The users will log on with an email address and password and every account will have a unique email address. Therefore it seems logical that the Email column of the Members Table should be it's clustered index as the majority of queries on this table will be against the Email column as users log on. Making the Email column unique and the key to the clustered index should make querying user's data as they log on fast and improve performance.
But as I understand it, it would be wrong to make the Email column the Primary Key for two reasons. One, a Primary Key should be constant, so if a user decided to change their email address then all foreign keys would have to be updated and that would be bad. Secondly email addresses are strings which would make Joins slower than if the PK was an int.
So can I make a Non Clustered Index the Primary Key? So that the table has both a Clustered Index with Email as it's unique key, and an int primary key as a Non Clustered index on top?
Thanks, Duncan
Primary key is a logical database design and only has to be unique and non-NULL (which is implemented with an index).
In addition, you have a choice of a single clustered index, which should be narrow, unique, increasing and static (email is probably NOT good for this).
I would make an IDENTITY int primary key and cluster on that.
I would add a unique non-clustered index on email and "include" additional columns so that your most frequent heavy queries become covering (i.e. the password hash). Note that you should not need to add the clustered key to the included columns, since that is always included as the bookmark in the non-clustered index).
Look at the execution plans to ensure that you are not seeing any table scans or clustered index scans in the user table.

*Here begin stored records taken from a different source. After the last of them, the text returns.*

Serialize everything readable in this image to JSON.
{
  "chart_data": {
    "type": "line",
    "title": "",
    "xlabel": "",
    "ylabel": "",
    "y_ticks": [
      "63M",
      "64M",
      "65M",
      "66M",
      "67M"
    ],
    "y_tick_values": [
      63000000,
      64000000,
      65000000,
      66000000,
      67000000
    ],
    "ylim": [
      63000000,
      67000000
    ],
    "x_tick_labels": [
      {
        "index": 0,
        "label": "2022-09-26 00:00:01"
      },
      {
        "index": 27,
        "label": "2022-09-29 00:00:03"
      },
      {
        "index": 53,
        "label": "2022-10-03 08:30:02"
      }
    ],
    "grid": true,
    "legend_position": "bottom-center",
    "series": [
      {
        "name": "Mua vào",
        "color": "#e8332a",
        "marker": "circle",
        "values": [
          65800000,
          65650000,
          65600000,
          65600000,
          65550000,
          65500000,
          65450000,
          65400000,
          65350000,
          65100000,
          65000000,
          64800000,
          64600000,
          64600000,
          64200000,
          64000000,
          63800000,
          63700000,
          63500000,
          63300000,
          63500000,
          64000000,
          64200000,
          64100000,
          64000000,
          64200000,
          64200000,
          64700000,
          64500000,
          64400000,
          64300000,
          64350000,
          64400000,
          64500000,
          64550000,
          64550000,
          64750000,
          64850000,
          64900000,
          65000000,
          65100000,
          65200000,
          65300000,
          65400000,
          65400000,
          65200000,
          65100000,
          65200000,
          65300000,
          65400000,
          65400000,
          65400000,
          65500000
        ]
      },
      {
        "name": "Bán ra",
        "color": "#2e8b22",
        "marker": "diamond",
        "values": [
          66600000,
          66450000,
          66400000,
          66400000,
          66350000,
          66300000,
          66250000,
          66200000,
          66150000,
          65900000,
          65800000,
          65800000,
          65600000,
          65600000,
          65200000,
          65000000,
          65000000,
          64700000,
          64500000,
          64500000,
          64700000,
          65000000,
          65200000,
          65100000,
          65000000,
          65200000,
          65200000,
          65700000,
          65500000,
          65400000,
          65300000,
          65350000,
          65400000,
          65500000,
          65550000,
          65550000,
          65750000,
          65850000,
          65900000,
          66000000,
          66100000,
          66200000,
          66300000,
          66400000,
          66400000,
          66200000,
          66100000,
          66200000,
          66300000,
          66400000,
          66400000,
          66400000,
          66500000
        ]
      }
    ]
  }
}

I would add that typically people think that seeing queries use a clustered index is a good thing. I would argue that a non-clustered index scan or seek used in a query where the indexes are covering is just as good on a heap (a table without a clustered index) as on a clustered index and better than a clustered index scan or seek. I would also argue that a clustered index is a name which leads people to all kinds of assumptions about things (to start with, it's not really an index on a table, it indicates that the table is stored completely in the index structure) and misconceptions about its importance. Clustered indexes are most important in very large operations where a large amount of data is needed in the order of clustering.
Real (read) query speed on typical OLTP queries comes from covering the query with the narrowest possible non-clustered indexes on all the tables in the query with every column in the appropriate order and correct sort direction for the query/parameters.